The program aims to collect data from 50 representative ponds every month for seven months out of the year. In an effort to observe key changes in the ponds, APCC was able to add 2 additional months of monitoring to the program: Year One concluded in November 2023, and staff and volunteers resumed work in March 2024, collecting data from about 25 ponds. Monitors plan to visit all 50 ponds in April.

As part of the Freshwater Initiative, the Commission partnered with APCC to develop and implement a comprehensive approach to expanding and enhancing efforts to monitor ponds on Cape Cod. Expanded monitoring will ensure consistent and consecutive data collection to inform pond management and improvement strategies.

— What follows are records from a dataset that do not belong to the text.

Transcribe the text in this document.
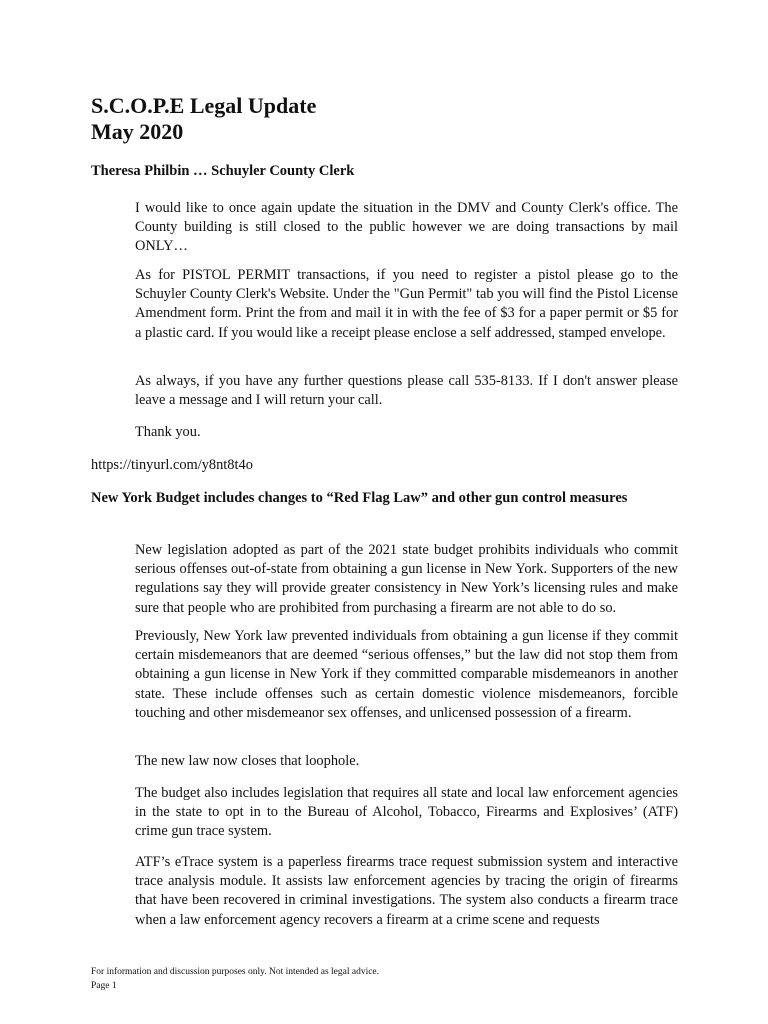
S.C.O.P.E Legal Update
May 2020

Theresa Philbin … Schuyler County Clerk

I would like to once again update the situation in the DMV and County Clerk's office. The County building is still closed to the public however we are doing transactions by mail ONLY…

As for PISTOL PERMIT transactions, if you need to register a pistol please go to the Schuyler County Clerk's Website. Under the "Gun Permit" tab you will find the Pistol License Amendment form. Print the from and mail it in with the fee of $3 for a paper permit or $5 for a plastic card. If you would like a receipt please enclose a self addressed, stamped envelope.

As always, if you have any further questions please call 535-8133. If I don't answer please leave a message and I will return your call.

Thank you.

https://tinyurl.com/y8nt8t4o

New York Budget includes changes to “Red Flag Law” and other gun control measures

New legislation adopted as part of the 2021 state budget prohibits individuals who commit serious offenses out-of-state from obtaining a gun license in New York. Supporters of the new regulations say they will provide greater consistency in New York’s licensing rules and make sure that people who are prohibited from purchasing a firearm are not able to do so.

Previously, New York law prevented individuals from obtaining a gun license if they commit certain misdemeanors that are deemed “serious offenses,” but the law did not stop them from obtaining a gun license in New York if they committed comparable misdemeanors in another state. These include offenses such as certain domestic violence misdemeanors, forcible touching and other misdemeanor sex offenses, and unlicensed possession of a firearm.

The new law now closes that loophole.

The budget also includes legislation that requires all state and local law enforcement agencies in the state to opt in to the Bureau of Alcohol, Tobacco, Firearms and Explosives’ (ATF) crime gun trace system.

ATF’s eTrace system is a paperless firearms trace request submission system and interactive trace analysis module. It assists law enforcement agencies by tracing the origin of firearms that have been recovered in criminal investigations. The system also conducts a firearm trace when a law enforcement agency recovers a firearm at a crime scene and requests

For information and discussion purposes only. Not intended as legal advice.
Page 1
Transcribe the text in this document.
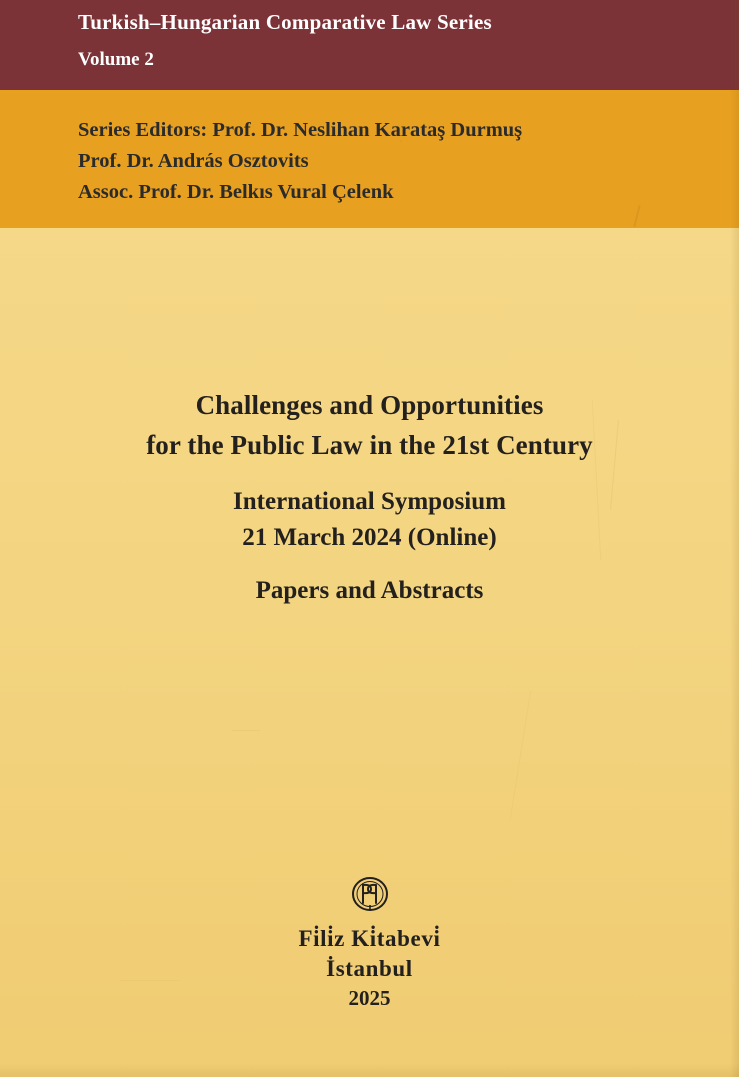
Turkish–Hungarian Comparative Law Series
Volume 2
Series Editors: Prof. Dr. Neslihan Karataş Durmuş
Prof. Dr. András Osztovits
Assoc. Prof. Dr. Belkıs Vural Çelenk
Challenges and Opportunities
for the Public Law in the 21st Century
International Symposium
21 March 2024 (Online)
Papers and Abstracts
Fi̇li̇z Ki̇tabevi̇
İstanbul
2025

Monitoring takes place in fifty ponds spatially distributed across all 15 Cape Cod towns, selected by the project team, within input from a group of advisors, who analyzed pond characteristics, including size, depth, land cover and surrounding development, and water quality to determine a group of ponds representative of the region’s nearly 900 freshwater bodies. Thirty-eight of the fifty ponds have delineated watersheds, thirty-two have associated biological data, thirteen are home to herring runs, six have undergone rehabilitation projects, and eleven have surface water connections.

Commission staff are developing a pond water quality data portal. This online tool will include data collected through the Regional Pond Monitoring Program and historical data, enabling users to access the data and see trends and analyses over time.